Und diese Erkenntnis braucht die Menschheit bitter nötig. Egal ob Containerschiffe, Fähren oder Ausflugsdampfer, alle pusten eine große Menge Luftschadstoffe in die Umgebung. In Häfen wimmelt es von qualmenden Schiffsschloten, kritisiert der Naturschutzbund. Und das obwohl mittlerweile Kraftstoff mit geringerem Schwefelgehalt auf See verwendet werden muss. Schiffsdiesel bleibt aber weit hinter der Qualität von Straßendiesel zurück, monieren die Umweltschützer.
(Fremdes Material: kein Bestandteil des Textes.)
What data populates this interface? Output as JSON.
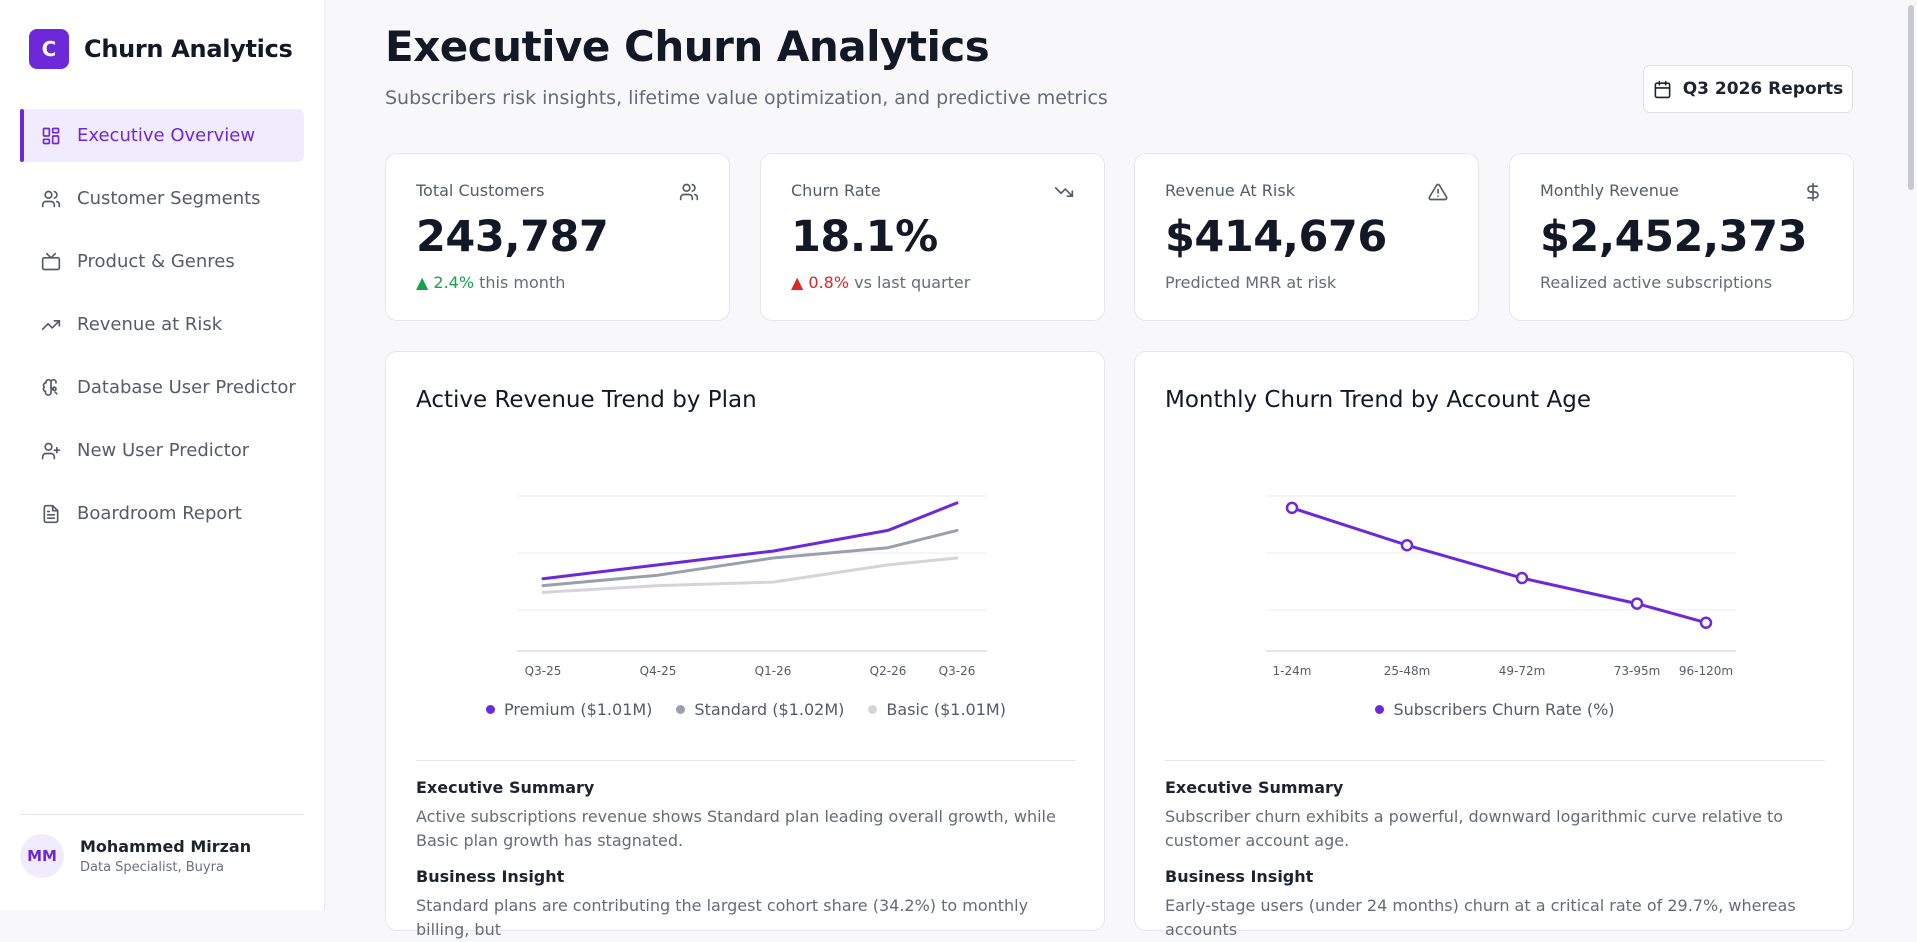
{
  "app": {
    "logo_letter": "C",
    "name": "Churn Analytics"
  },
  "sidebar": {
    "items": [
      {
        "label": "Executive Overview",
        "icon": "dashboard-icon",
        "active": true
      },
      {
        "label": "Customer Segments",
        "icon": "users-icon",
        "active": false
      },
      {
        "label": "Product & Genres",
        "icon": "tv-icon",
        "active": false
      },
      {
        "label": "Revenue at Risk",
        "icon": "trending-up-icon",
        "active": false
      },
      {
        "label": "Database User Predictor",
        "icon": "brain-icon",
        "active": false
      },
      {
        "label": "New User Predictor",
        "icon": "user-plus-icon",
        "active": false
      },
      {
        "label": "Boardroom Report",
        "icon": "file-text-icon",
        "active": false
      }
    ],
    "user": {
      "initials": "MM",
      "name": "Mohammed Mirzan",
      "role": "Data Specialist, Buyra"
    }
  },
  "header": {
    "title": "Executive Churn Analytics",
    "subtitle": "Subscribers risk insights, lifetime value optimization, and predictive metrics",
    "report_button": "Q3 2026 Reports"
  },
  "stats": [
    {
      "label": "Total Customers",
      "icon": "users-icon",
      "value": "243,787",
      "delta": "▲ 2.4%",
      "delta_dir": "up",
      "foot": "this month"
    },
    {
      "label": "Churn Rate",
      "icon": "trending-down-icon",
      "value": "18.1%",
      "delta": "▲ 0.8%",
      "delta_dir": "down",
      "foot": "vs last quarter"
    },
    {
      "label": "Revenue At Risk",
      "icon": "alert-triangle-icon",
      "value": "$414,676",
      "delta": "",
      "delta_dir": "",
      "foot": "Predicted MRR at risk"
    },
    {
      "label": "Monthly Revenue",
      "icon": "dollar-icon",
      "value": "$2,452,373",
      "delta": "",
      "delta_dir": "",
      "foot": "Realized active subscriptions"
    }
  ],
  "colors": {
    "accent": "#6d28d9",
    "premium": "#6d28d9",
    "standard": "#9aa0ab",
    "basic": "#d6d3dc",
    "up": "#16a34a",
    "down": "#dc2626"
  },
  "charts": [
    {
      "title": "Active Revenue Trend by Plan",
      "summary_heading": "Executive Summary",
      "summary": "Active subscriptions revenue shows Standard plan leading overall growth, while Basic plan growth has stagnated.",
      "insight_heading": "Business Insight",
      "insight": "Standard plans are contributing the largest cohort share (34.2%) to monthly billing, but"
    },
    {
      "title": "Monthly Churn Trend by Account Age",
      "summary_heading": "Executive Summary",
      "summary": "Subscriber churn exhibits a powerful, downward logarithmic curve relative to customer account age.",
      "insight_heading": "Business Insight",
      "insight": "Early-stage users (under 24 months) churn at a critical rate of 29.7%, whereas accounts"
    }
  ],
  "chart_data": [
    {
      "type": "line",
      "categories": [
        "Q3-25",
        "Q4-25",
        "Q1-26",
        "Q2-26",
        "Q3-26"
      ],
      "x_positions": [
        0,
        1,
        2,
        3,
        3.6
      ],
      "series": [
        {
          "name": "Premium ($1.01M)",
          "color": "#6d28d9",
          "values": [
            0.21,
            0.25,
            0.29,
            0.35,
            0.43
          ]
        },
        {
          "name": "Standard ($1.02M)",
          "color": "#9aa0ab",
          "values": [
            0.19,
            0.22,
            0.27,
            0.3,
            0.35
          ]
        },
        {
          "name": "Basic ($1.01M)",
          "color": "#d6d3dc",
          "values": [
            0.17,
            0.19,
            0.2,
            0.25,
            0.27
          ]
        }
      ],
      "ylim": [
        0,
        0.45
      ],
      "grid": true,
      "markers": false,
      "legend": "bottom-center"
    },
    {
      "type": "line",
      "categories": [
        "1-24m",
        "25-48m",
        "49-72m",
        "73-95m",
        "96-120m"
      ],
      "x_positions": [
        0,
        1,
        2,
        3,
        3.6
      ],
      "series": [
        {
          "name": "Subscribers Churn Rate (%)",
          "color": "#6d28d9",
          "values": [
            29.7,
            25.6,
            22.0,
            19.2,
            17.1
          ]
        }
      ],
      "ylim": [
        14,
        31
      ],
      "grid": true,
      "markers": true,
      "legend": "bottom-center"
    }
  ]
}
Hinzu kommt: Anders als Autos und Lkw verwenden Schiffe in der Regel keinerlei Abgastechnik, sodass die enormen Mengen gesundheitsgefährdender Luftschadstoffe wie Feinstaub, Dieselruß oder Stickoxide ungefiltert in die Atemluft gelangen. „Weder Reeder noch Hafenverwaltungen ergreifen derzeit ausreichend effektive Maßnahmen“, weiß Daniel Rieger, Nabu-Referent für Verkehrspolitik.

Dabei könnte der Umstieg auf schwefelarme Kraftstoffe und die Verwendung von Rußpartikelfiltern sowie Stickoxidkatalysatoren den Luftschadstoffausstoß um bis zu 99,9 Prozent reduzieren. Zum Vergleich: Laut Nabu produzieren die 15 größten Schiffe weltweit so viel Schadstoffe wie 750 Millionen Autos.

Tourstart am 5. Juli in Saint-Malo

Mit nur 30 Tonnen ist der Kahn von Erussard und Delafosse relativ leicht, auch das spart Energie und Schadstoffe. Sie haben den Kahn für eine halbe Million Euro gekauft und dann umgebaut. Ihre Tour beginnt am 5. Juli von Saint-Malo in der französischen Bretagne aus. In der Vergangenheit hofften die Seefahrer, neues Land zu entdecken und Edelmetalle zu erbeuten. Die neuen Kapitäne beuten nicht aus – und betreten trotzdem Neuland.